La mente de Clint le exigía a gritos que abriera los ojos.

Le pesaban tanto los párpados que temió por un momento que jamás pudiera volver a abrirlos. Con gran esfuerzo comenzó a separarlos, despacio. Todo estaba muy oscuro a su alrededor y no tenía ni idea de cuánto tiempo llevaba inconsciente, pensó, dejando que un quejido saliera de sus labios. Un dolor lacerante se instaló en la base de su cráneo y, por unos instantes, temió que algo estuviera roto. Apretó con fuerza los dientes y se llevó las manos a las sienes, intentando de aquella manera protegerse del incesante malestar. Con un gesto espontáneo, se alejó de su propio roce al tocar la hinchazón sobre el ojo izquierdo. El golpe debió ser importante para producir semejante inflamación. Afortunadamente, el dolor comenzó a remitir, poco a poco, cuando cambió la posición, aunque dejando un eco incómodo en su memoria.

Estaba sentado, apoyado contra un muro de piedra. Notaba el frío traspasar el delgado tejido de la delgada camiseta que llevaba puesta. Le habían despojado de su chaleco y también de las botas, pues tenía los pies entumecidos, en parte a causa del frío y en parte al tiempo que debía llevar en aquella postura. Respiró profundamente y, al hacerlo, una nueva punzada de dolor le dijo que su cabeza no había sido el único lugar de su cuerpo que había sido vapuleado. Se llevó las manos a las costillas, tanteando con cuidado. No estaba muy seguro, pero le pareció que no tenía roto ningún hueso.

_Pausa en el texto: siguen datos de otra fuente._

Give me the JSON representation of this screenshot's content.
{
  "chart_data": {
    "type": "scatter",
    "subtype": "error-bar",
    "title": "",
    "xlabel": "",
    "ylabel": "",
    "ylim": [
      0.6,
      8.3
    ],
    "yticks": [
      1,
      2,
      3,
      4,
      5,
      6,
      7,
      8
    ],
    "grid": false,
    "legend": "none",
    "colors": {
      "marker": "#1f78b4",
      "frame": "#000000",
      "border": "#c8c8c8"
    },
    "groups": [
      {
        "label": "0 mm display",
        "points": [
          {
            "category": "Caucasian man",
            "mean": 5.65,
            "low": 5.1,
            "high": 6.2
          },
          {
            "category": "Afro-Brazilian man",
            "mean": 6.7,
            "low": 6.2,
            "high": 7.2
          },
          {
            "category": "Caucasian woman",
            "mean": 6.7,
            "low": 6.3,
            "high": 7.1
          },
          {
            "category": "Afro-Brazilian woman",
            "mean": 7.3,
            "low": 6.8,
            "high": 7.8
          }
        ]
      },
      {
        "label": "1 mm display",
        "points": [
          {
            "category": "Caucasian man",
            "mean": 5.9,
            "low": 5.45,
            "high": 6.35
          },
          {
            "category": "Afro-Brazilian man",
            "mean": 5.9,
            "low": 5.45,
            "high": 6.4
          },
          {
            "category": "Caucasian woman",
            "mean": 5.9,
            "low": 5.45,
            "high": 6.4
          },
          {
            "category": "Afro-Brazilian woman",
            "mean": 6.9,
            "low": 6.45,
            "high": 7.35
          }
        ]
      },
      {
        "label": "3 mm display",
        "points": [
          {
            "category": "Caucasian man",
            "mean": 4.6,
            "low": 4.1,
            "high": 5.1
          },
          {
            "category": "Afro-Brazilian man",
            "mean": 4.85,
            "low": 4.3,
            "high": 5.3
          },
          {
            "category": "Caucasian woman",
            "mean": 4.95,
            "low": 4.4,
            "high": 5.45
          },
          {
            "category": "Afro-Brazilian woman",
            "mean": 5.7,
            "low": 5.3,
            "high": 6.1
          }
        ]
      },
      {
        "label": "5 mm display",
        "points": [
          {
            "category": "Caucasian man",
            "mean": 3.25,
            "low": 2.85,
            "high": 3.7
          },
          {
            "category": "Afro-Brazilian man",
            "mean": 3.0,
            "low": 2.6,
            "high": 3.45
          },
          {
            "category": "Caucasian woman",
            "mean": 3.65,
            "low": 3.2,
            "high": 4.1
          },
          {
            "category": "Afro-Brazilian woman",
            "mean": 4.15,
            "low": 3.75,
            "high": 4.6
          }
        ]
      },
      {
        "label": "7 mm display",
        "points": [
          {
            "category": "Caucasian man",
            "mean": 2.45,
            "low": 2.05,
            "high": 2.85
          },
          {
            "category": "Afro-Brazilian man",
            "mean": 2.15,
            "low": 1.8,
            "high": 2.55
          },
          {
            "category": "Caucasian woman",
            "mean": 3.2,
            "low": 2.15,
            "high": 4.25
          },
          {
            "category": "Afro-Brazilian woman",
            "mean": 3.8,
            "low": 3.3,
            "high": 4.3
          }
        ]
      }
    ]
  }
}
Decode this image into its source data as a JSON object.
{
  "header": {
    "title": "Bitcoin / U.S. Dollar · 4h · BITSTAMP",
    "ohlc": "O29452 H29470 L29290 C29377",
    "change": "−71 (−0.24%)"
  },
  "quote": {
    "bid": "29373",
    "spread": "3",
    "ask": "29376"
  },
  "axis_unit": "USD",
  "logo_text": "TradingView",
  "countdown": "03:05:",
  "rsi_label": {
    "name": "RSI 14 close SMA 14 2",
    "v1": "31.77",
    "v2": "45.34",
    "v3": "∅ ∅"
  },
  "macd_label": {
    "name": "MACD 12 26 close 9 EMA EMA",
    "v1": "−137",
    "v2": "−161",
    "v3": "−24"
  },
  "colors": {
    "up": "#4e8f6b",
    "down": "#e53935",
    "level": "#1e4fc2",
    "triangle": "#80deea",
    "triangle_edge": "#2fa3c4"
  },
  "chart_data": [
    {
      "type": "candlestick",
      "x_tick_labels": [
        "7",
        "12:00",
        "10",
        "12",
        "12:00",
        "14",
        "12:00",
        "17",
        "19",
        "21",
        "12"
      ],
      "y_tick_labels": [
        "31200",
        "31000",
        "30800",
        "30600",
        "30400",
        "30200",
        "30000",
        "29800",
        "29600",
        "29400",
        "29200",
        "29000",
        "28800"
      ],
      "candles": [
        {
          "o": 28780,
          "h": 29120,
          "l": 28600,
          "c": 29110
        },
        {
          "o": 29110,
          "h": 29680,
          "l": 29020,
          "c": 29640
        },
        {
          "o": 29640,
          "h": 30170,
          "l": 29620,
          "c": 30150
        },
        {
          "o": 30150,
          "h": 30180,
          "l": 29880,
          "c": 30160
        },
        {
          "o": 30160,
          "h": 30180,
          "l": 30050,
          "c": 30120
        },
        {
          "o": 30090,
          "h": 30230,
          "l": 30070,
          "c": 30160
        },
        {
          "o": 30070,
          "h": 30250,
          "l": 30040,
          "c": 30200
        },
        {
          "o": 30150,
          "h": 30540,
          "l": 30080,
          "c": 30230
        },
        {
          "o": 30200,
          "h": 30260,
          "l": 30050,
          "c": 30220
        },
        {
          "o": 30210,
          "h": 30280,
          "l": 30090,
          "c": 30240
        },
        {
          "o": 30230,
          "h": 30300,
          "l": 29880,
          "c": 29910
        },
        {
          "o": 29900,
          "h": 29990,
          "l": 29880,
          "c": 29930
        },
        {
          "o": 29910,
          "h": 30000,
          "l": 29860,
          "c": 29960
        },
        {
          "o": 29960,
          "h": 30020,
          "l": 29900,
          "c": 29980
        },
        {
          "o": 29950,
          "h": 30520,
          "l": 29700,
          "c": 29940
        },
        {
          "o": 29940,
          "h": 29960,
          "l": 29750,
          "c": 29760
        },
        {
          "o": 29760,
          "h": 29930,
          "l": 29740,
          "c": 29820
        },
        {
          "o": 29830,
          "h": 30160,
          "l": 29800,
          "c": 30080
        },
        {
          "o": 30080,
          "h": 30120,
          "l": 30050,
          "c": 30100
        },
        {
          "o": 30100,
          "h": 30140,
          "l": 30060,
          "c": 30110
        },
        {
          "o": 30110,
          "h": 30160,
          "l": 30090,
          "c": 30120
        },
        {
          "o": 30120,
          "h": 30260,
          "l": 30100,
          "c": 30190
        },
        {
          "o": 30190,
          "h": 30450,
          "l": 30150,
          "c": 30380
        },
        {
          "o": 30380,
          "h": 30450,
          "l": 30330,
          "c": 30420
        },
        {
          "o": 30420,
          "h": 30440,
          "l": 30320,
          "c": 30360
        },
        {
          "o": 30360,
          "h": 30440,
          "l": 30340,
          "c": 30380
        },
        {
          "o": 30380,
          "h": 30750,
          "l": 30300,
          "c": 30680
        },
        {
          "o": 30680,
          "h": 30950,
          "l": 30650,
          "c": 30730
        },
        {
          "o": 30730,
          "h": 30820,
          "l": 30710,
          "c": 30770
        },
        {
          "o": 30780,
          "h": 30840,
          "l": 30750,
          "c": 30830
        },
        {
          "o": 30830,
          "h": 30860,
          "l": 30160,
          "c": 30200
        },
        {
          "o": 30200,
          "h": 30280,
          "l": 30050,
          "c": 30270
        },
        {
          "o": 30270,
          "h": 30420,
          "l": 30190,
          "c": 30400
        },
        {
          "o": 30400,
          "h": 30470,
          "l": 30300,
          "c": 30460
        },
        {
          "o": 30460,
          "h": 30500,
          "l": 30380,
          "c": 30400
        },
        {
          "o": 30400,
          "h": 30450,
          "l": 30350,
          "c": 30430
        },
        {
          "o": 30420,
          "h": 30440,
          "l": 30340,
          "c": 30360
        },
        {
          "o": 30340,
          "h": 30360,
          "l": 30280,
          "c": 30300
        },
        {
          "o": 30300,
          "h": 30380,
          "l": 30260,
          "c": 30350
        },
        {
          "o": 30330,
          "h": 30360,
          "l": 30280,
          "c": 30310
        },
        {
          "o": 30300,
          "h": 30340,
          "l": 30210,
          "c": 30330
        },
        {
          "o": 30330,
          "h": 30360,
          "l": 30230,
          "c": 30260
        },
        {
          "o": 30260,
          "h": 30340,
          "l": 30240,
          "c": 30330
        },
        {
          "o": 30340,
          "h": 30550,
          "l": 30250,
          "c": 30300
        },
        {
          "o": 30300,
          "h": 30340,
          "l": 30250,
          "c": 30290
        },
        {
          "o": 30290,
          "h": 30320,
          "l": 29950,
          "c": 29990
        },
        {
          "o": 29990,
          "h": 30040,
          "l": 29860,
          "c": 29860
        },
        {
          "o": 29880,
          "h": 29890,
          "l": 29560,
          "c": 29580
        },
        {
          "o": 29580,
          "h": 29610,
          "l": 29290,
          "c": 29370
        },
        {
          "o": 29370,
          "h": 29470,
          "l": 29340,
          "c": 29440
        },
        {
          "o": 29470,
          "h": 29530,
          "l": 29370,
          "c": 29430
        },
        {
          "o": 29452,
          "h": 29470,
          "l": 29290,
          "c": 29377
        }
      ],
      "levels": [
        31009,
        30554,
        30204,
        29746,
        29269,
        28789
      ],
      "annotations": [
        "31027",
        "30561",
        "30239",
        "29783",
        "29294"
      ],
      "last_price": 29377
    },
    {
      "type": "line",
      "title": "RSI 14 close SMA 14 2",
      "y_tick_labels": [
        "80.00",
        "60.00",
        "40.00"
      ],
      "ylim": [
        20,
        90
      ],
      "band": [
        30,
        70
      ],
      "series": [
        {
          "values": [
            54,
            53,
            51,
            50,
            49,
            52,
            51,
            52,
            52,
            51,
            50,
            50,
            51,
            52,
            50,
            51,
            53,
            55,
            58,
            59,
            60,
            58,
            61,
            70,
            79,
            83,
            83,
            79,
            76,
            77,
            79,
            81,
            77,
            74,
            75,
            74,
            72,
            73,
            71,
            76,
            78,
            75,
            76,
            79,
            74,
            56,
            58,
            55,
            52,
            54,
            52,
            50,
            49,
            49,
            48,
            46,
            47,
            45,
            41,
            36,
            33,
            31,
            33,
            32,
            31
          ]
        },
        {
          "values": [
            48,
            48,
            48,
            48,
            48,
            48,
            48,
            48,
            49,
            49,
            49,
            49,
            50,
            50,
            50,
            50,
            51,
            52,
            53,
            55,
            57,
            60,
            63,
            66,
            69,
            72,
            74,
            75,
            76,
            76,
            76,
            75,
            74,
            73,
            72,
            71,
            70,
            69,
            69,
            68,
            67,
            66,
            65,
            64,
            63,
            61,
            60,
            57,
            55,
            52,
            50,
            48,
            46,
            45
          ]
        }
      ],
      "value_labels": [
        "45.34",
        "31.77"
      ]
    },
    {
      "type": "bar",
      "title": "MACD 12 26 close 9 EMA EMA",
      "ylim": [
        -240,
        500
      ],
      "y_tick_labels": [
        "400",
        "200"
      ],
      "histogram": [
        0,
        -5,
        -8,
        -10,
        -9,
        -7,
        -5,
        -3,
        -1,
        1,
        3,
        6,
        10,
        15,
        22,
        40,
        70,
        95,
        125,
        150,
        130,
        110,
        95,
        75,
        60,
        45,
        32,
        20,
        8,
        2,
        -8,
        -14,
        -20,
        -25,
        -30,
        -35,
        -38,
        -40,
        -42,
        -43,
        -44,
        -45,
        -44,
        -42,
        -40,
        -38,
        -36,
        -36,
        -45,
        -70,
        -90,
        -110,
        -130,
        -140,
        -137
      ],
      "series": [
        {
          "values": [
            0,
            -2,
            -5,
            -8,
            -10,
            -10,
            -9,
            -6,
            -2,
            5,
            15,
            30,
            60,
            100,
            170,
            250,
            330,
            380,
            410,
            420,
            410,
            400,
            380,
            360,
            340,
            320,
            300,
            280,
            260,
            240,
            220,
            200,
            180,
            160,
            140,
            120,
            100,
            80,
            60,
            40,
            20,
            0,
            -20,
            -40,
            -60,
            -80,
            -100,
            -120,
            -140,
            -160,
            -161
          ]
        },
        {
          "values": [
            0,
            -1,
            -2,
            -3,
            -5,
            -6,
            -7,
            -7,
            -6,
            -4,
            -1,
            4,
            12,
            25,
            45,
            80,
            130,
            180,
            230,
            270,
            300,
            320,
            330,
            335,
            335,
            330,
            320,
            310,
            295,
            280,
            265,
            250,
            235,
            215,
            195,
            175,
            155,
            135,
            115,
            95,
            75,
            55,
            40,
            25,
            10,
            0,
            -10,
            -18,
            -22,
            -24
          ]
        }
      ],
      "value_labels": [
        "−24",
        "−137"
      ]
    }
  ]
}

El olor a moho y a humedad le saturó las fosas nasales, revolviéndole ligeramente el estómago. En algún lugar, una gota de agua incidía sobre un charco en una frecuencia rítmica. El sonido del líquido le hizo caer en la cuenta de que tenía la boca seca. Intentó tragar saliva, pero su garganta reaccionó como si cientos de pequeñas agujas se clavaran en el fondo de ella. Pasó la lengua por sus labios resecos y agrietados, lamiendo los restos de sangre que quedaban en ellos.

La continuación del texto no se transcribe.